United World Colleges (or UWC) is an educational organisation with which schools, shorter educational programmes, national committees in more than 150 countries are affiliated. UWC schools, colleges and national committees offer scholarship and bursary schemes as well as accepting a number of fee-paying students that varies by college.
Based in the United Kingdom, the UWC organisation has 17 schools and colleges in Canada, India, Italy, Norway, Singapore, Swaziland, the United States, the United Kingdom, Germany, Armenia, Costa Rica, Bosnia and Herzegovina, Thailand, China (mainland and Hong Kong), the Netherlands and Japan; national committees in more than 150 countries; a portfolio of short programmes running in numerous countries; a network of nearly 60,000 alumni from more than 181 countries; and an international office in London.
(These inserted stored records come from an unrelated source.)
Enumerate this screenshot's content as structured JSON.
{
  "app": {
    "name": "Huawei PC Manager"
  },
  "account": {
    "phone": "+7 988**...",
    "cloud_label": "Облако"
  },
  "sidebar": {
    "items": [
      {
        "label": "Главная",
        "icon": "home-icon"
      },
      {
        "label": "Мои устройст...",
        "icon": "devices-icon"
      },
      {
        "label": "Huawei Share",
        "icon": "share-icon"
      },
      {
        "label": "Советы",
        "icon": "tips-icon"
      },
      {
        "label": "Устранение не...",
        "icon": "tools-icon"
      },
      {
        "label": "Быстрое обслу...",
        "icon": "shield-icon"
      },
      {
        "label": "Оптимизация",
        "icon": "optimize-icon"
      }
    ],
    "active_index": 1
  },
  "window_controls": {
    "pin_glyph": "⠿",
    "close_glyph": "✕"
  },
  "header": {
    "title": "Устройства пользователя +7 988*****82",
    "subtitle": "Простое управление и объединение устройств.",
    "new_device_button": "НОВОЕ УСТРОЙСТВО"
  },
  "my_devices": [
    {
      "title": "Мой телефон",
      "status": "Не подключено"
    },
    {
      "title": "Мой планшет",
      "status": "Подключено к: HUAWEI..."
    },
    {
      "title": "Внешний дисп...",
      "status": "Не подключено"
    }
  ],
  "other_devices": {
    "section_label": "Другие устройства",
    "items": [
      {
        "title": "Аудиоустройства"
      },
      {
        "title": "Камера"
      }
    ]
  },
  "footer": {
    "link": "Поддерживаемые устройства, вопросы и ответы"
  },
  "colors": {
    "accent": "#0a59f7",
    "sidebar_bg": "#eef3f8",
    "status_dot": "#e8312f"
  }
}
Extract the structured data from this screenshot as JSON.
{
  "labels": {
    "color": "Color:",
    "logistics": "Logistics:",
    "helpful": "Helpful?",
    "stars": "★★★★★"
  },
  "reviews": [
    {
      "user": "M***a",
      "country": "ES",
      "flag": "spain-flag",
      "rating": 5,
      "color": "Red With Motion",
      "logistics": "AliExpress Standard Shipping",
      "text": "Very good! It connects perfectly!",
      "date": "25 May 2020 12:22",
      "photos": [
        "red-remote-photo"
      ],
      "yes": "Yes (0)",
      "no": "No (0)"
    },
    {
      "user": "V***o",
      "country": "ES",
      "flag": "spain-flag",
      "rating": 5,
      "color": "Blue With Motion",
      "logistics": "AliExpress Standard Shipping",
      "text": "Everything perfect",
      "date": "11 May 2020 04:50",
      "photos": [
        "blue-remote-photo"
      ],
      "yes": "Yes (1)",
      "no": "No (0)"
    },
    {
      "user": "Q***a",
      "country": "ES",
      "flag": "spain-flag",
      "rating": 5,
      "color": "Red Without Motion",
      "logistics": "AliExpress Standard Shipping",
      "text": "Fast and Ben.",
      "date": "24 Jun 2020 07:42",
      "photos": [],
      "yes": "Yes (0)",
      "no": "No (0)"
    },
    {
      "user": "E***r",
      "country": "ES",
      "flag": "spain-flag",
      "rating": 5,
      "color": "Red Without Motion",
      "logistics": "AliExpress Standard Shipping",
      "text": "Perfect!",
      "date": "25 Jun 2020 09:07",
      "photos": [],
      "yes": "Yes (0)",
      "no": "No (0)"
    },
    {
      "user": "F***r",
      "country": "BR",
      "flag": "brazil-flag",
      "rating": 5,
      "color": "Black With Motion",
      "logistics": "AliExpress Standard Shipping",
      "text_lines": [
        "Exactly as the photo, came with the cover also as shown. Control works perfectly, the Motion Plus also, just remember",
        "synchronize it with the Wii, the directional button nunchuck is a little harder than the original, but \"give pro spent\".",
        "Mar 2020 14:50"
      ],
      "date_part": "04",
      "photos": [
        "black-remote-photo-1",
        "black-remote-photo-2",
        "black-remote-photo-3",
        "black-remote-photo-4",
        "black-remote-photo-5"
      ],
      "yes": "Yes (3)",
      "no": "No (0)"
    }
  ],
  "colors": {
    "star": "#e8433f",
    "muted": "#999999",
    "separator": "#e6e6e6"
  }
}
Most UWC colleges offer the International Baccalaureate exclusively, and as such only offer two-year programmes. Four schools in Thailand, Singapore, the Netherlands and Swaziland also teach a pre-16 syllabus to younger students. The now-closed UWC vocational college in Venezuela accepted students at tertiary level and taught a Higher Diploma in Farm Administration. Each UWC typically comprises between 200 and 300 students from about 85 countries.
The first UWC college, the United World College of the Atlantic, located in a 12th-century castle set on 90 hectares of grounds in the Vale of Glamorgan in Wales, United Kingdom, was founded in 1962 by Kurt Hahn, a German educationalist who had previously founded Schule Schloss Salem in Germany, Gordonstoun in Scotland, and the Outward Bound movement.